18.自分の農地
翌日、学校で一緒の班の三人がいつものように登校して下校時まで学校にいたのだが、そんな当たり前のことに安堵しつつ相手に声をかけられない自分が嘆かわしかった。
夜は、「アール・ドゥ・レペ」で仲間に迷惑をかけることもなくクエストをこなすことが出来た。
「ノアール氏。今日は打って変わって見事なサポート。完全復活ですな」「絶好調っす」「吹っ切れた感じ」「祝」
仲間に声をかけられて嬉しいところに、レベルアップで前々から欲しかったアイテムも手に入れたので、うっかりゲーム内でノアールのキャラが崩壊して、はしゃいでしまうところだった。

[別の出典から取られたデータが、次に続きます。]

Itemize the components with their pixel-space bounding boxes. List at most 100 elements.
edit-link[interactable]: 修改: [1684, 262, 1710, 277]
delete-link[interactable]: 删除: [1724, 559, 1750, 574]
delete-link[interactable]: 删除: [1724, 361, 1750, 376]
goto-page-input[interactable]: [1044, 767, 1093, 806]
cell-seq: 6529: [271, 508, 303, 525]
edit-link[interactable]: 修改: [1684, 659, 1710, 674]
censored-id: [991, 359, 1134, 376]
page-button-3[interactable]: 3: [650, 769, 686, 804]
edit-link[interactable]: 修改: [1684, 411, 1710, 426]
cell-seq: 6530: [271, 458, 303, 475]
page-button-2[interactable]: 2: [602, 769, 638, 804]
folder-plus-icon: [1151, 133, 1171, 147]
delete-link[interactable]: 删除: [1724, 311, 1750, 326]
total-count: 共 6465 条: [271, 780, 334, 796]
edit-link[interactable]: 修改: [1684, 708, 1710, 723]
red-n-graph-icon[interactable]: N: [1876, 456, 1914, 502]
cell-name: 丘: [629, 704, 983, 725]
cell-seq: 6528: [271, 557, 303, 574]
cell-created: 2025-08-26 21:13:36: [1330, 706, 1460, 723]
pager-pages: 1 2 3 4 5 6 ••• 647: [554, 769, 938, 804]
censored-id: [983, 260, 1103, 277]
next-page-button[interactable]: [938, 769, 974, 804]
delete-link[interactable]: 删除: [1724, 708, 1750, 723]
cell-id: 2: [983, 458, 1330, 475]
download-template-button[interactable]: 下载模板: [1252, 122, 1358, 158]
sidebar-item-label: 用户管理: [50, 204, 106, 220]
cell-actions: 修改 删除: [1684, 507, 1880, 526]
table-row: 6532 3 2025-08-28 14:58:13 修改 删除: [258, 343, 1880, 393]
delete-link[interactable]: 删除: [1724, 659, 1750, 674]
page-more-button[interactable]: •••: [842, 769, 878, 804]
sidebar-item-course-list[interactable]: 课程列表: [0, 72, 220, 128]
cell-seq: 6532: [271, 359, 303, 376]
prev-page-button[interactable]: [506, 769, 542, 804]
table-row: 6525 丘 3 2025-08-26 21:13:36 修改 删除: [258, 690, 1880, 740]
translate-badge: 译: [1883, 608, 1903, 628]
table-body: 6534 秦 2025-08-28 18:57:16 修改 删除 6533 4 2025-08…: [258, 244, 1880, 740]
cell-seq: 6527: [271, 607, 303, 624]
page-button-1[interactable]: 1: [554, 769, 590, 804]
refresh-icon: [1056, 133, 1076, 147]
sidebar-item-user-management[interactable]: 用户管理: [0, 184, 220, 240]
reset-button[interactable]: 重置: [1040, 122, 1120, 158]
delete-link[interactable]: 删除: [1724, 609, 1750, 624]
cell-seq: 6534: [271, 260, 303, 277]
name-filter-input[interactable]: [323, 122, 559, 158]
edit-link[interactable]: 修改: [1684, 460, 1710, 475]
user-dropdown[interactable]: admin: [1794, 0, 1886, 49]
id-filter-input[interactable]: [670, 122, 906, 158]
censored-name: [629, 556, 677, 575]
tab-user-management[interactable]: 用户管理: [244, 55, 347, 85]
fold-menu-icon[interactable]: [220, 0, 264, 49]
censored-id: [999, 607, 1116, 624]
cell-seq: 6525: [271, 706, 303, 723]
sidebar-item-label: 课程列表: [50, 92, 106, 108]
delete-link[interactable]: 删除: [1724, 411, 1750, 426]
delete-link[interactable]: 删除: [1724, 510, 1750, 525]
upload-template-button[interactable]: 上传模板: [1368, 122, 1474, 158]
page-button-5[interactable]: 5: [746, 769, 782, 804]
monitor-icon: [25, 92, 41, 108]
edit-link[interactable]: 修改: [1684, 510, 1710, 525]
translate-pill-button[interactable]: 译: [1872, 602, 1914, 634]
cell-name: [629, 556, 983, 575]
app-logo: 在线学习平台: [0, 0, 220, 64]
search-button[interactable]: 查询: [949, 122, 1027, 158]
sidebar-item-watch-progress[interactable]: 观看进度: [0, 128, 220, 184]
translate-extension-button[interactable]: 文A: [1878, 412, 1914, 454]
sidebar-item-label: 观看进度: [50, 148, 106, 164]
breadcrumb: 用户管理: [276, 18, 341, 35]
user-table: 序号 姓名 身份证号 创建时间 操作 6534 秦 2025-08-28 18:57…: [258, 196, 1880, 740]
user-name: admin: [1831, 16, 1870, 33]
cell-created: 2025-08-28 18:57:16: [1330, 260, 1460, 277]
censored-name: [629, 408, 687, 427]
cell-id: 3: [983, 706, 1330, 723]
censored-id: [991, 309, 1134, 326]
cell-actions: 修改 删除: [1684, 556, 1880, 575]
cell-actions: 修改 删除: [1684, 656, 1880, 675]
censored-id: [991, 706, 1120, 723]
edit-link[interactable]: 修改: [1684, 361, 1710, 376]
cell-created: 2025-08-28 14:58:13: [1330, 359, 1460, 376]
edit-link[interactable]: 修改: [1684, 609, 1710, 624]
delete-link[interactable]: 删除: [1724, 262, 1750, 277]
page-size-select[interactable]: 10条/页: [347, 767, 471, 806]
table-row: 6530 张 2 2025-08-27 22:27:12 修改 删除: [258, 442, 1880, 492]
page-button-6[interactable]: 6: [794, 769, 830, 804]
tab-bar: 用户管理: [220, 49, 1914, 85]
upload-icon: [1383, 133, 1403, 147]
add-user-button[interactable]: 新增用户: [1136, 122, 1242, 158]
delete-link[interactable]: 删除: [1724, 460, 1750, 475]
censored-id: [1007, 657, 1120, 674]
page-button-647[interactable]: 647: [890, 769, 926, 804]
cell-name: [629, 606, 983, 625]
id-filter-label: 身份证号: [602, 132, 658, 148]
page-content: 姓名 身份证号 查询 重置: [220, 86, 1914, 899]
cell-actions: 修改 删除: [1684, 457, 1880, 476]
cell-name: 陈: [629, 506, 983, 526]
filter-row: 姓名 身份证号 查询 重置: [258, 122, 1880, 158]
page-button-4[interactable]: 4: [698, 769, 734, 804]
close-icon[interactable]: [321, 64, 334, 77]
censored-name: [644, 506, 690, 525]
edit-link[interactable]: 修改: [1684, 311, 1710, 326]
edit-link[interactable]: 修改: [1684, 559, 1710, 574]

RPGを落ちて時計を見ると、午前0時。向こうの世界――メグ美農園は今5時だ。
学校では落ち込んでVRゲームでははしゃいでいるという気分の落差が大きい今日の自分。ヘッドギアを装着し直した私は、少し興奮状態にあったので、深呼吸で心を落ち着かせた。
今から、オークさんとクラウディアさんに会いに行く。
開墾作業はどうなったのだろう。期待に胸を膨らませて農場ゲームの世界にダイブする。
◆◆◆
ゲームを開始すると、私はコテージの中にいた。木の温もりを感じる部屋の真ん中に八人掛けのテーブルが置かれていて、吊り下げられたランプの明るい光が誰もいないテーブルを照らしている。オークさんたちはいなかったが、きっと外にいるのだろうと思って、すぐに近くのドアを開けてみる。
空が夜明けを告げ、少しひんやりした空気が体を包む。
「わぁ! すごーい!」
コテージの前に、一辺の長さがおよそ50メートルの正方形の整地された土地が広がっていた。まだ何も植えていないので一面が土色だったが、綺麗に均された真新しい土地だ。
昨日までは手前にあった木々が邪魔をして空き地が見えていなかったのに、今日は視界を遮るものが何もなくなって、遠くまで木々が後退したかのようだ。
コテージ前方の三辺は柵を巡らし、横木として横向きに打ち付けられた枝が自然のままの姿で独特の味わいを出している。
何より嬉しかったのは、オークさんが私との約束を守ってくれていて、一本の小さめの木とその周辺の雑草を残しておいてくれたことだ。
ゲームに登場するキャラクターが、プレイヤーの希望を聞いてくれている。私はそこにいたく感動した。
早速、コテージから飛び出す。
これから作物を植えていく自分の農地を踏みしめ、両手を広げてクルクルとコマのように回り、スキップしながら柵に沿って出来映えを見て回った。
柵に鼻を近づけると、本当に木の匂いがする。荒削りの柵を撫でると、ザラザラゴツゴツした手触りだ。
ざっと見渡すとオークさんたちがいない。寝ているのだろうか。
でも、起こしにコテージへ戻るよりも簡単な手がある。
「時間を進めよっと」
私は空中に指を回して設定画面を表示させ、さらに4時間進めて午前9時にした。これは現実世界より9時間進めたことになる。
こうすれば、例えば現実世界で22時にインすればこちらの世界では朝の7時になる。
すると、オークさんとクラウディアさんがコテージのドアを開けて外へ出てきて、私に向かって手を振った。私もそれに応えた。
「すごいですね! こんなにキレイに仕上がって!」
「なあに、特別なことは何もしてはおらん。それより、お前さんの希望通り、木と雑草を少し残しておいたからのう」
「ありがとうございます!」
「お前さんの仕事が終わったら、ここを全部耕すから」
「わかりました!」
「それと、向こうの柵に扉があったじゃろう? そろそろ、扉の前に町までの道が出来るはずじゃから。
……おっと、噂をすれば、もう来よった」
オークさんが指さす方向を見ると、柵の右端に人が一人通れるような扉があった。ちょうど、その右側から作業着を着てスコップを持った三匹のチンパンジーがやってきて、扉の向こうに道を作り始めた。三匹が私に向かって手を振っている。私も振り返す。
今はデフォルトの「現実世界と時間の流れが同じ」設定。つまり、あちらの1秒はこちらの1秒。
(自然と触れ合うなら、この設定の方が絶対いいわね。儲けるならクイックモードだけど)
私は、自分の作業が終わるまで、クイックモードではなく初期設定で進めることにした。